Savidge's first book Lunch With The Wild Frontiers: A History Of Britpop And Excess in 13 and a 1/2 Chapters was published by Jawbone in May 2019 to much critical acclaim. The Glasgow Herald hailed the book as a "20th century glitterball take on Machiavelli's The Prince". Q magazine also praised the book as "an eye-opening, read in one sitting autobiography", whilst Classic Pop magazine awarded it five stars and heralded it is "an exhilarating and hilarious expose of the scene, recounted in a gloriously gossipy style with a vibrancy that sees it begging to be adapted for the screen, an addictive read which lifts the lid on the stories that hit the headlines as well as a fair few that were deliberately concealed. By far the finest book on Britpop to date." Record Collector went further, calling her book "a rum old blast from a wonderfully ridiculous past whilst the fun lasts”, whilst Stylist magazine saw it as "a tale of the messy, exciting and truly invigorating whirl that created an unparalleled moment in British music. It's also a fascinating and funny step back in time to a world where demo cassettes and weekly music papers ruled Britain."

Savidge’s second book, Here They Come With Their Make Up On: Suede, Coming Up And More Adventures Beyond The Wild Frontiers was published by Jawbone in April 2022. It quickly became an Amazon best-seller, and received similar plaudits, Classic Pop magazine hailing it as "a scintillating snapshot of a time when life really was lived in the fast lane", whilst Louder Than War said "Jane Savidge gives a really enjoyable account, full of many great anecdotes and asides as she gives the sort of insights that only come with being there at the time.

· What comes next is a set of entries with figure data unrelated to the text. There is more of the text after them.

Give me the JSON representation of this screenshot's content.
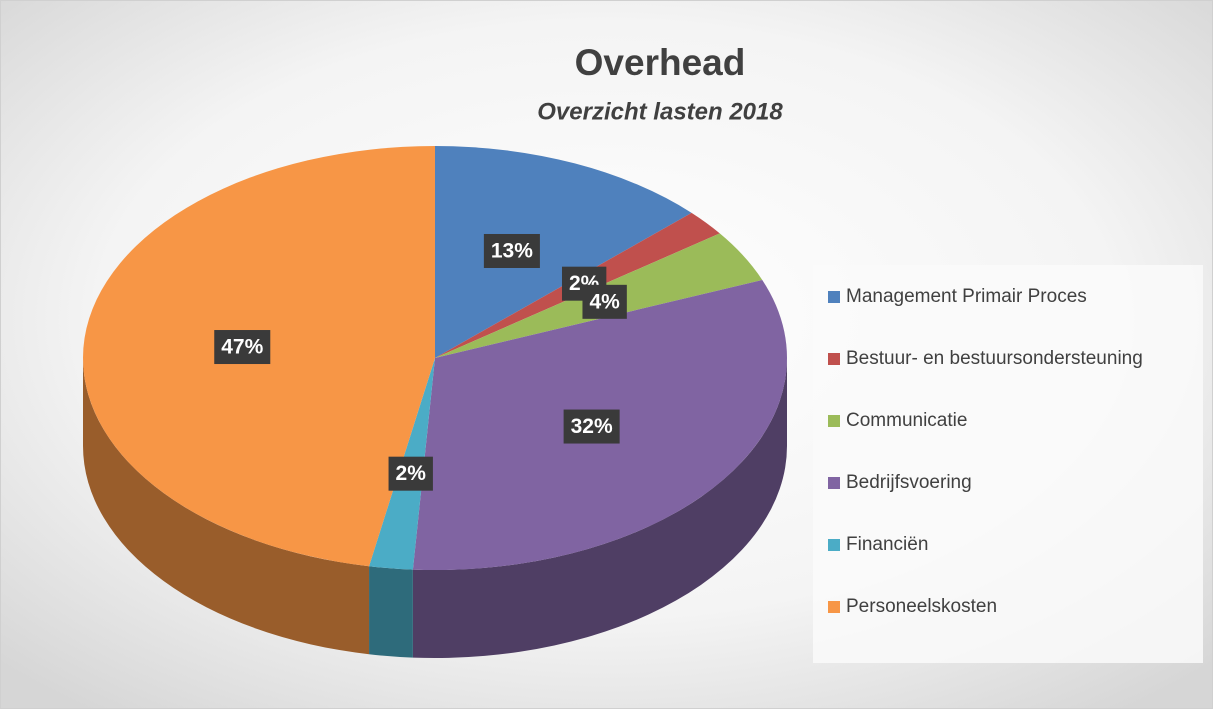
{
  "chart_data": {
    "type": "pie3d",
    "title": "Overhead",
    "subtitle": "Overzicht lasten 2018",
    "categories": [
      "Management Primair Proces",
      "Bestuur- en bestuursondersteuning",
      "Communicatie",
      "Bedrijfsvoering",
      "Financiën",
      "Personeelskosten"
    ],
    "values": [
      13,
      2,
      4,
      32,
      2,
      47
    ],
    "value_labels": [
      "13%",
      "2%",
      "4%",
      "32%",
      "2%",
      "47%"
    ],
    "colors": [
      "#4f81bd",
      "#c0504d",
      "#9bbb59",
      "#8064a2",
      "#4bacc6",
      "#f79646"
    ],
    "legend": "right"
  }
}
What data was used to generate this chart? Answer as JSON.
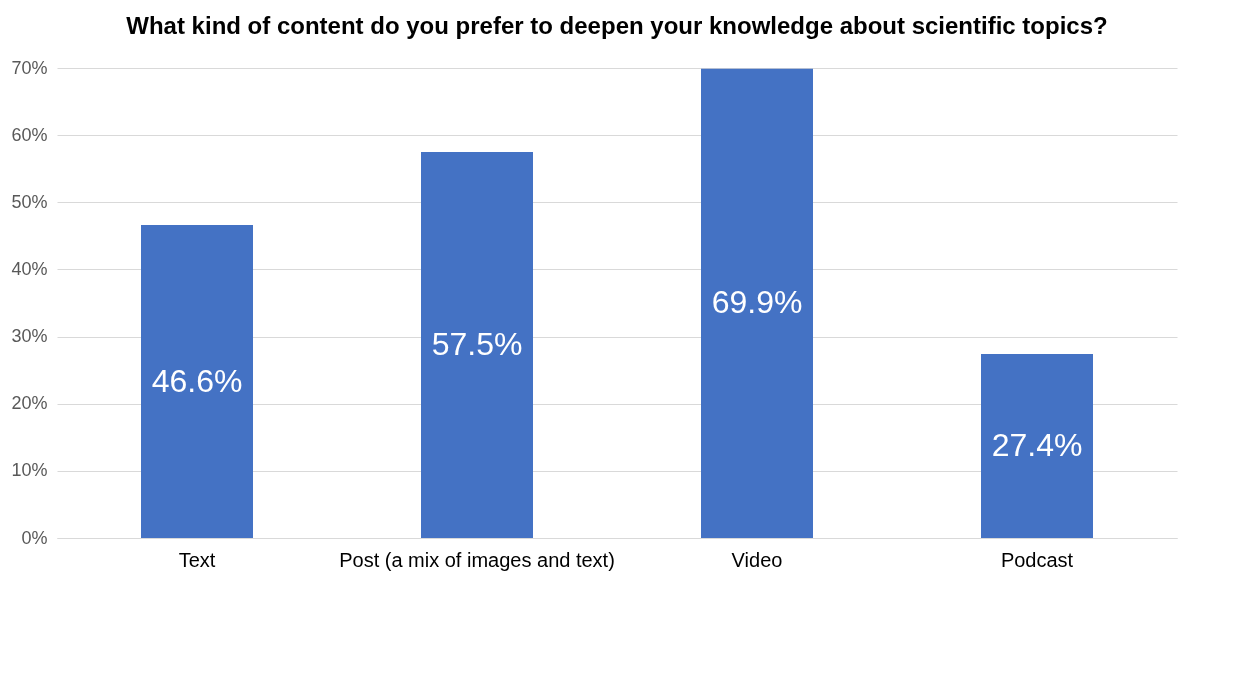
{
  "chart_data": {
    "type": "bar",
    "title": "What kind of content do you prefer to deepen your knowledge about scientific topics?",
    "categories": [
      "Text",
      "Post (a mix of images and text)",
      "Video",
      "Podcast"
    ],
    "values": [
      46.6,
      57.5,
      69.9,
      27.4
    ],
    "color": "#4472c4",
    "value_labels": [
      "46.6%",
      "57.5%",
      "69.9%",
      "27.4%"
    ],
    "ylim": [
      0,
      70
    ],
    "yticks": [
      {
        "value": 0,
        "label": "0%"
      },
      {
        "value": 10,
        "label": "10%"
      },
      {
        "value": 20,
        "label": "20%"
      },
      {
        "value": 30,
        "label": "30%"
      },
      {
        "value": 40,
        "label": "40%"
      },
      {
        "value": 50,
        "label": "50%"
      },
      {
        "value": 60,
        "label": "60%"
      },
      {
        "value": 70,
        "label": "70%"
      }
    ],
    "grid": "y"
  }
}
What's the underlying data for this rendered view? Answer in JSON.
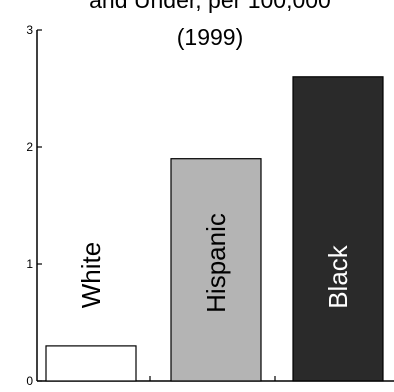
{
  "chart_data": {
    "type": "bar",
    "title_lines": [
      "and Under, per 100,000",
      "(1999)"
    ],
    "categories": [
      "White",
      "Hispanic",
      "Black"
    ],
    "values": [
      0.3,
      1.9,
      2.6
    ],
    "colors": [
      "#ffffff",
      "#b4b4b4",
      "#2a2a2a"
    ],
    "label_colors": [
      "#000000",
      "#000000",
      "#ffffff"
    ],
    "ylim": [
      0,
      3
    ],
    "yticks": [
      0,
      1,
      2,
      3
    ],
    "ytick_labels": [
      "0",
      "1",
      "2",
      "3"
    ],
    "grid": false,
    "legend": "none"
  }
}
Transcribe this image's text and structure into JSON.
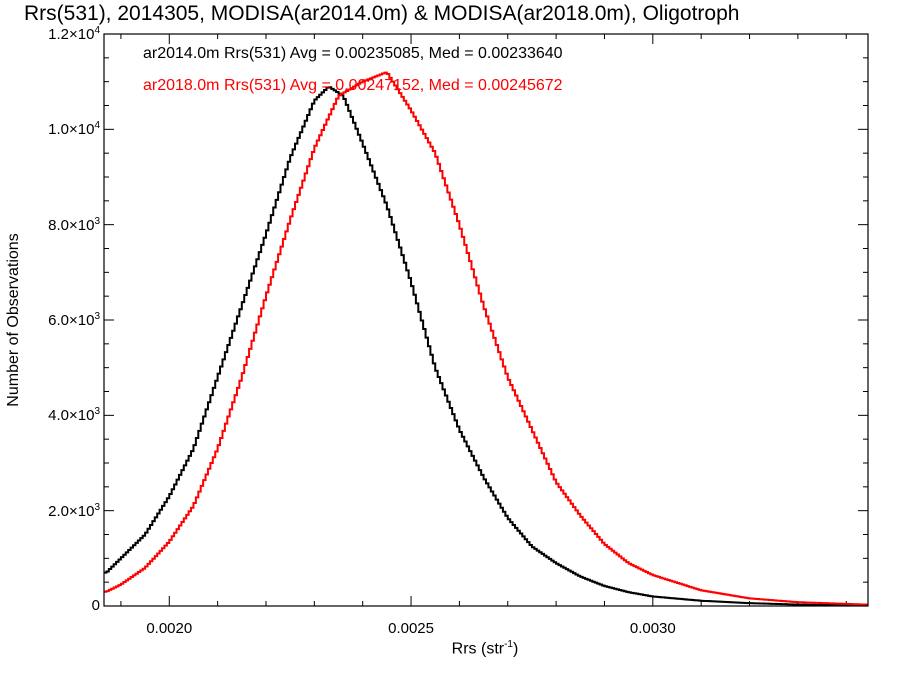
{
  "chart_data": {
    "type": "line",
    "title": "Rrs(531), 2014305, MODISA(ar2014.0m) & MODISA(ar2018.0m), Oligotroph",
    "xlabel": "Rrs (str",
    "xlabel_sup": "-1",
    "xlabel_close": ")",
    "ylabel": "Number of Observations",
    "xlim": [
      0.001865,
      0.003445
    ],
    "ylim": [
      0,
      12000
    ],
    "xticks": [
      {
        "value": 0.002,
        "label": "0.0020"
      },
      {
        "value": 0.0025,
        "label": "0.0025"
      },
      {
        "value": 0.003,
        "label": "0.0030"
      }
    ],
    "yticks": [
      {
        "value": 0,
        "mant": "0",
        "exp": ""
      },
      {
        "value": 2000,
        "mant": "2.0×10",
        "exp": "3"
      },
      {
        "value": 4000,
        "mant": "4.0×10",
        "exp": "3"
      },
      {
        "value": 6000,
        "mant": "6.0×10",
        "exp": "3"
      },
      {
        "value": 8000,
        "mant": "8.0×10",
        "exp": "3"
      },
      {
        "value": 10000,
        "mant": "1.0×10",
        "exp": "4"
      },
      {
        "value": 12000,
        "mant": "1.2×10",
        "exp": "4"
      }
    ],
    "series": [
      {
        "name": "ar2014.0m",
        "color": "#000000",
        "legend_text": "ar2014.0m Rrs(531) Avg = 0.00235085, Med = 0.00233640",
        "x": [
          0.00187,
          0.0019,
          0.00195,
          0.002,
          0.00205,
          0.0021,
          0.00215,
          0.0022,
          0.00225,
          0.0023,
          0.00233,
          0.00236,
          0.0024,
          0.00245,
          0.0025,
          0.00255,
          0.0026,
          0.00265,
          0.0027,
          0.00275,
          0.0028,
          0.00285,
          0.0029,
          0.00295,
          0.003,
          0.0031,
          0.0032,
          0.0033,
          0.00344
        ],
        "values": [
          700,
          1000,
          1500,
          2300,
          3300,
          4800,
          6300,
          7800,
          9400,
          10600,
          10900,
          10700,
          9700,
          8400,
          6800,
          5000,
          3700,
          2700,
          1850,
          1250,
          900,
          620,
          420,
          290,
          200,
          110,
          60,
          30,
          10
        ]
      },
      {
        "name": "ar2018.0m",
        "color": "#ff0000",
        "legend_text": "ar2018.0m Rrs(531) Avg = 0.00247152, Med = 0.00245672",
        "x": [
          0.00187,
          0.0019,
          0.00195,
          0.002,
          0.00205,
          0.0021,
          0.00215,
          0.0022,
          0.00225,
          0.0023,
          0.00235,
          0.0024,
          0.00245,
          0.0025,
          0.00255,
          0.0026,
          0.00265,
          0.0027,
          0.00275,
          0.0028,
          0.00285,
          0.0029,
          0.00295,
          0.003,
          0.0031,
          0.0032,
          0.0033,
          0.00344
        ],
        "values": [
          300,
          450,
          800,
          1350,
          2100,
          3300,
          4800,
          6500,
          8100,
          9600,
          10700,
          11000,
          11200,
          10400,
          9500,
          8000,
          6300,
          4800,
          3700,
          2600,
          1900,
          1300,
          900,
          650,
          330,
          160,
          80,
          30
        ]
      }
    ],
    "grid": false,
    "legend_position": "top-left"
  }
}
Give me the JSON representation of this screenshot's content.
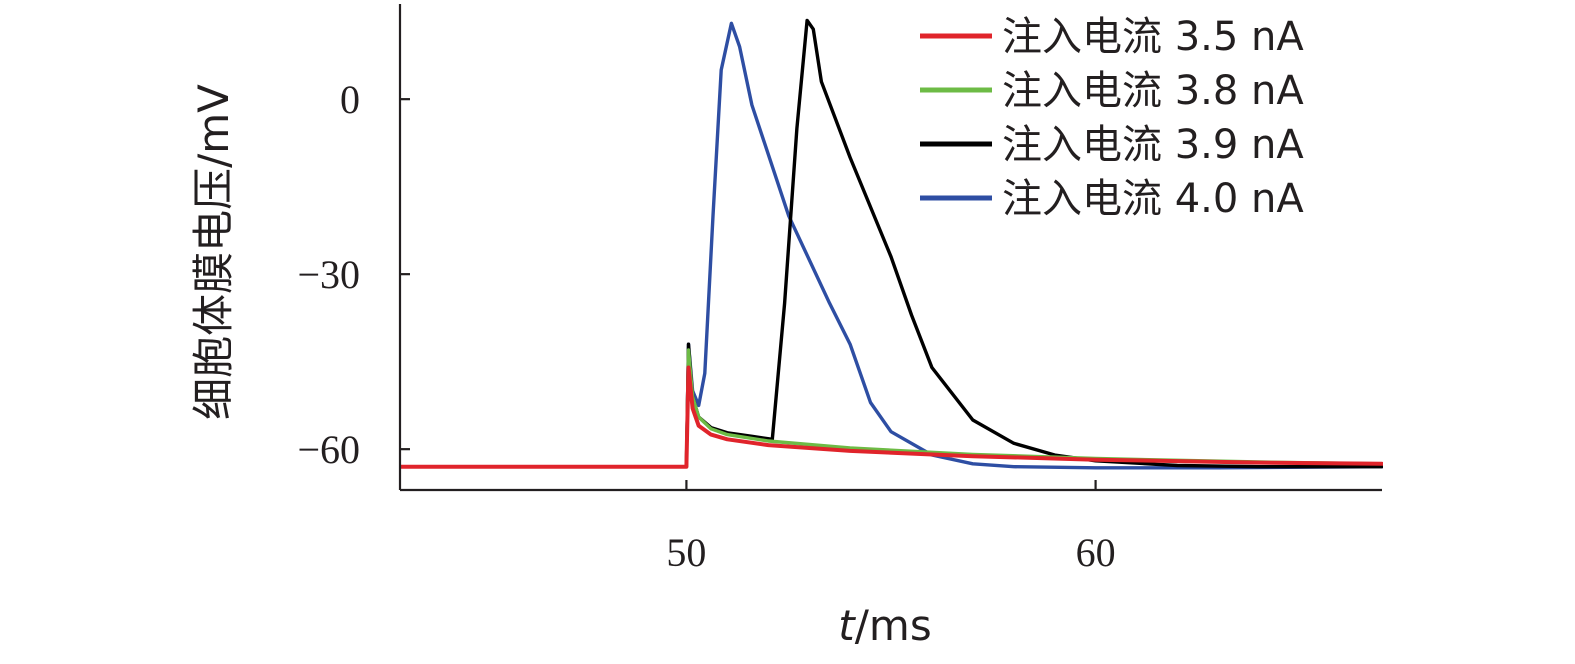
{
  "chart_data": {
    "type": "line",
    "title": "",
    "xlabel_var": "t",
    "xlabel_unit": "/ms",
    "ylabel": "细胞体膜电压/mV",
    "xlim": [
      43,
      67
    ],
    "ylim": [
      -67,
      17
    ],
    "xticks": [
      50,
      60
    ],
    "yticks": [
      0,
      -30,
      -60
    ],
    "ytick_labels": [
      "0",
      "−30",
      "−60"
    ],
    "grid": false,
    "legend_position": "top-right",
    "series": [
      {
        "name": "注入电流 3.5 nA",
        "color": "#e0242b",
        "x": [
          43,
          50,
          50.05,
          50.15,
          50.3,
          50.6,
          51.0,
          52.0,
          54.0,
          57.0,
          60.0,
          64.0,
          67.0
        ],
        "y": [
          -63,
          -63,
          -46,
          -53,
          -56,
          -57.5,
          -58.3,
          -59.3,
          -60.3,
          -61.2,
          -61.8,
          -62.3,
          -62.5
        ]
      },
      {
        "name": "注入电流 3.8 nA",
        "color": "#6dbb45",
        "x": [
          43,
          50,
          50.05,
          50.15,
          50.3,
          50.6,
          51.0,
          52.0,
          54.0,
          57.0,
          60.0,
          64.0,
          67.0
        ],
        "y": [
          -63,
          -63,
          -43,
          -51,
          -54.5,
          -56.5,
          -57.5,
          -58.6,
          -59.8,
          -60.9,
          -61.6,
          -62.2,
          -62.5
        ]
      },
      {
        "name": "注入电流 3.9 nA",
        "color": "#000000",
        "x": [
          43,
          50,
          50.05,
          50.15,
          50.3,
          50.6,
          51.0,
          51.6,
          52.1,
          52.4,
          52.7,
          52.95,
          53.1,
          53.3,
          54.0,
          55.0,
          55.5,
          56.0,
          57.0,
          58.0,
          59.0,
          60.0,
          62.0,
          64.0,
          67.0
        ],
        "y": [
          -63,
          -63,
          -42,
          -51,
          -54.5,
          -56.3,
          -57.2,
          -57.8,
          -58.3,
          -35,
          -5,
          13.5,
          12,
          3,
          -10,
          -27,
          -37,
          -46,
          -55,
          -59,
          -61,
          -62,
          -62.8,
          -63,
          -63
        ]
      },
      {
        "name": "注入电流 4.0 nA",
        "color": "#2e4ea3",
        "x": [
          43,
          50,
          50.05,
          50.15,
          50.3,
          50.45,
          50.65,
          50.85,
          51.1,
          51.3,
          51.6,
          52.5,
          53.5,
          54.0,
          54.5,
          55.0,
          56.0,
          57.0,
          58.0,
          60.0,
          63.0,
          67.0
        ],
        "y": [
          -63,
          -63,
          -42,
          -50,
          -52.5,
          -47,
          -20,
          5,
          13,
          9,
          -1,
          -20,
          -35,
          -42,
          -52,
          -57,
          -61,
          -62.5,
          -63,
          -63.2,
          -63.2,
          -63
        ]
      }
    ]
  }
}
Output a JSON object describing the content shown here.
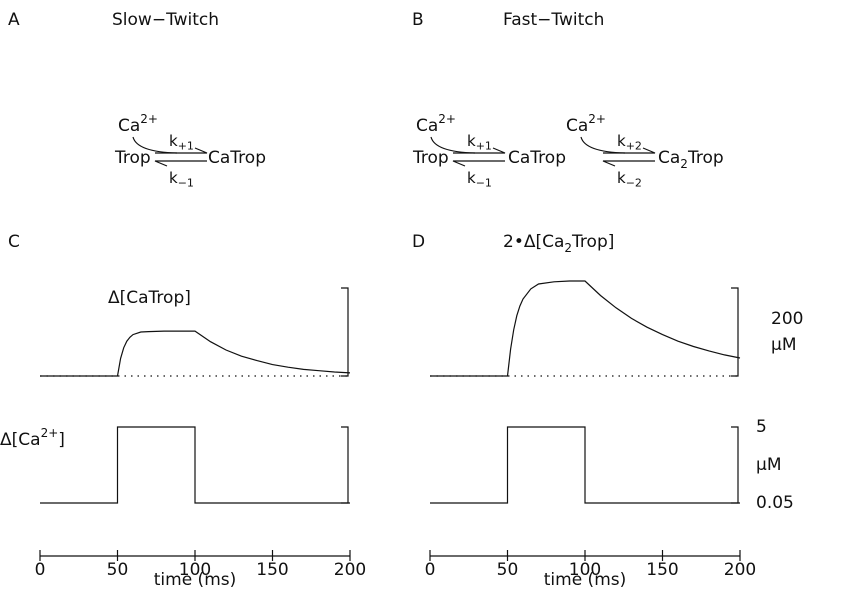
{
  "panels": [
    {
      "label": "A",
      "title": "Slow−Twitch"
    },
    {
      "label": "B",
      "title": "Fast−Twitch"
    },
    {
      "label": "C"
    },
    {
      "label": "D"
    }
  ],
  "schemes": [
    {
      "species": [
        [
          {
            "t": "Trop"
          }
        ],
        [
          {
            "t": "CaTrop"
          }
        ]
      ],
      "steps": [
        {
          "ligand": [
            {
              "t": "Ca"
            },
            {
              "t": "2+",
              "s": "sup"
            }
          ],
          "forward": [
            {
              "t": "k"
            },
            {
              "t": "+1",
              "s": "sub"
            }
          ],
          "reverse": [
            {
              "t": "k"
            },
            {
              "t": "−1",
              "s": "sub"
            }
          ]
        }
      ]
    },
    {
      "species": [
        [
          {
            "t": "Trop"
          }
        ],
        [
          {
            "t": "CaTrop"
          }
        ],
        [
          {
            "t": "Ca"
          },
          {
            "t": "2",
            "s": "sub"
          },
          {
            "t": "Trop"
          }
        ]
      ],
      "steps": [
        {
          "ligand": [
            {
              "t": "Ca"
            },
            {
              "t": "2+",
              "s": "sup"
            }
          ],
          "forward": [
            {
              "t": "k"
            },
            {
              "t": "+1",
              "s": "sub"
            }
          ],
          "reverse": [
            {
              "t": "k"
            },
            {
              "t": "−1",
              "s": "sub"
            }
          ]
        },
        {
          "ligand": [
            {
              "t": "Ca"
            },
            {
              "t": "2+",
              "s": "sup"
            }
          ],
          "forward": [
            {
              "t": "k"
            },
            {
              "t": "+2",
              "s": "sub"
            }
          ],
          "reverse": [
            {
              "t": "k"
            },
            {
              "t": "−2",
              "s": "sub"
            }
          ]
        }
      ]
    }
  ],
  "chart_data": [
    {
      "type": "line",
      "color": "#000000",
      "label": [
        {
          "t": "Δ[CaTrop]"
        }
      ],
      "x": [
        0,
        50,
        52,
        54,
        56,
        58,
        60,
        65,
        70,
        80,
        90,
        100,
        110,
        120,
        130,
        140,
        150,
        160,
        170,
        180,
        190,
        200
      ],
      "values": [
        0,
        0,
        40,
        64,
        79,
        88,
        94,
        100,
        101,
        102,
        102,
        102,
        78,
        59,
        45,
        35,
        26,
        20,
        15,
        12,
        9,
        7
      ],
      "xlim": [
        0,
        200
      ],
      "scale_bar": [
        0,
        200
      ],
      "baseline": 0
    },
    {
      "type": "line",
      "color": "#000000",
      "label": [
        {
          "t": "Δ[Ca"
        },
        {
          "t": "2+",
          "s": "sup"
        },
        {
          "t": "]"
        }
      ],
      "x": [
        0,
        50,
        50,
        100,
        100,
        200
      ],
      "values": [
        0.05,
        0.05,
        5,
        5,
        0.05,
        0.05
      ],
      "xlim": [
        0,
        200
      ],
      "xticks": [
        0,
        50,
        100,
        150,
        200
      ],
      "xlabel": "time (ms)",
      "scale_bar": [
        0.05,
        5
      ]
    },
    {
      "type": "line",
      "color": "#000000",
      "label": [
        {
          "t": "2•Δ[Ca"
        },
        {
          "t": "2",
          "s": "sub"
        },
        {
          "t": "Trop]"
        }
      ],
      "x": [
        0,
        50,
        52,
        54,
        56,
        58,
        60,
        65,
        70,
        80,
        90,
        100,
        110,
        120,
        130,
        140,
        150,
        160,
        170,
        180,
        190,
        200
      ],
      "values": [
        0,
        0,
        61,
        105,
        137,
        159,
        175,
        198,
        209,
        214,
        216,
        216,
        183,
        155,
        131,
        111,
        94,
        79,
        67,
        57,
        48,
        41
      ],
      "xlim": [
        0,
        200
      ],
      "scale_bar": [
        0,
        200
      ],
      "baseline": 0,
      "scale_label_position": "middle",
      "unit": "µM"
    },
    {
      "type": "line",
      "color": "#000000",
      "x": [
        0,
        50,
        50,
        100,
        100,
        200
      ],
      "values": [
        0.05,
        0.05,
        5,
        5,
        0.05,
        0.05
      ],
      "xlim": [
        0,
        200
      ],
      "xticks": [
        0,
        50,
        100,
        150,
        200
      ],
      "xlabel": "time (ms)",
      "scale_bar": [
        0.05,
        5
      ],
      "scale_label_position": "ends",
      "unit": "µM"
    }
  ]
}
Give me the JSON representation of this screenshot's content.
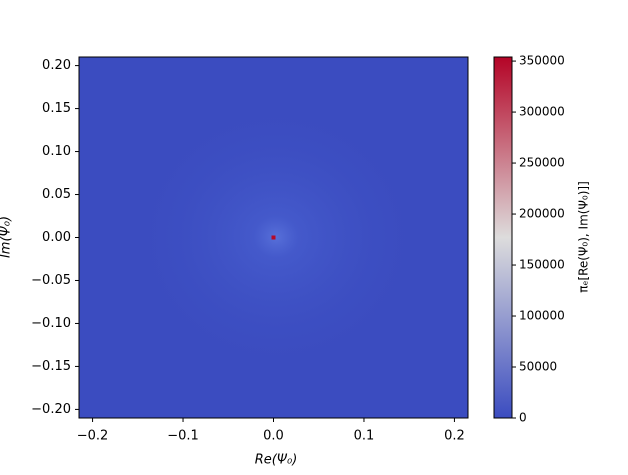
{
  "chart_data": {
    "type": "heatmap",
    "x_label": "Re(Ψ₀)",
    "y_label": "Im(Ψ₀)",
    "colorbar_label": "πₑ[Re(Ψ₀), Im(Ψ₀)]]",
    "x": [
      0
    ],
    "y": [
      0
    ],
    "values": [
      350000
    ],
    "colormap": [
      "#3b4cc0",
      "#dddcdc",
      "#b40426"
    ],
    "xlim": [
      -0.215,
      0.215
    ],
    "ylim": [
      -0.21,
      0.21
    ],
    "clim": [
      0,
      354000
    ],
    "xticks": [
      {
        "value": -0.2,
        "label": "−0.2"
      },
      {
        "value": -0.1,
        "label": "−0.1"
      },
      {
        "value": 0,
        "label": "0.0"
      },
      0.1,
      0.2
    ],
    "yticks": [
      {
        "value": -0.2,
        "label": "−0.20"
      },
      {
        "value": -0.15,
        "label": "−0.15"
      },
      {
        "value": -0.1,
        "label": "−0.10"
      },
      {
        "value": -0.05,
        "label": "−0.05"
      },
      {
        "value": 0,
        "label": "0.00"
      },
      0.05,
      {
        "value": 0.1,
        "label": "0.10"
      },
      0.15,
      {
        "value": 0.2,
        "label": "0.20"
      }
    ],
    "cticks": [
      0,
      50000,
      100000,
      150000,
      200000,
      250000,
      300000,
      350000
    ]
  }
}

Savidge’s third book, This is Hardcore - an analysis of Pulp’s classic 1998 album of the same name - was published by Bloomsbury as part of their 33 1/3 series in March 2024. Classic Pop hailed the book as being "every bit as entertaining and gossipy as its predecessors", whilst Critical Popcorn maintained it is "a brilliant read, the best book I've read in ages." Elsewhere, the Literary Review suggested it is a book that "provides an excellent survey of a record that has only gained in stature since its release," whilst Cult Following called it, "Essential reading, plain and simple."

Jane has recently ghost-written Marco Pirroni’s autobiography, Your Money Or Your Life, and is working on another book due for publication in 2027.

==Awards==
Savidge has won several awards for PR in music. In 1991 Savidge won a Music Week award for Curve. In 1992 the Music Week Best PR Campaign went to Savage & Best for Suede. In 1995 and 1997 Savidge received 2nd place Music Week PR Campaign awards for Suede.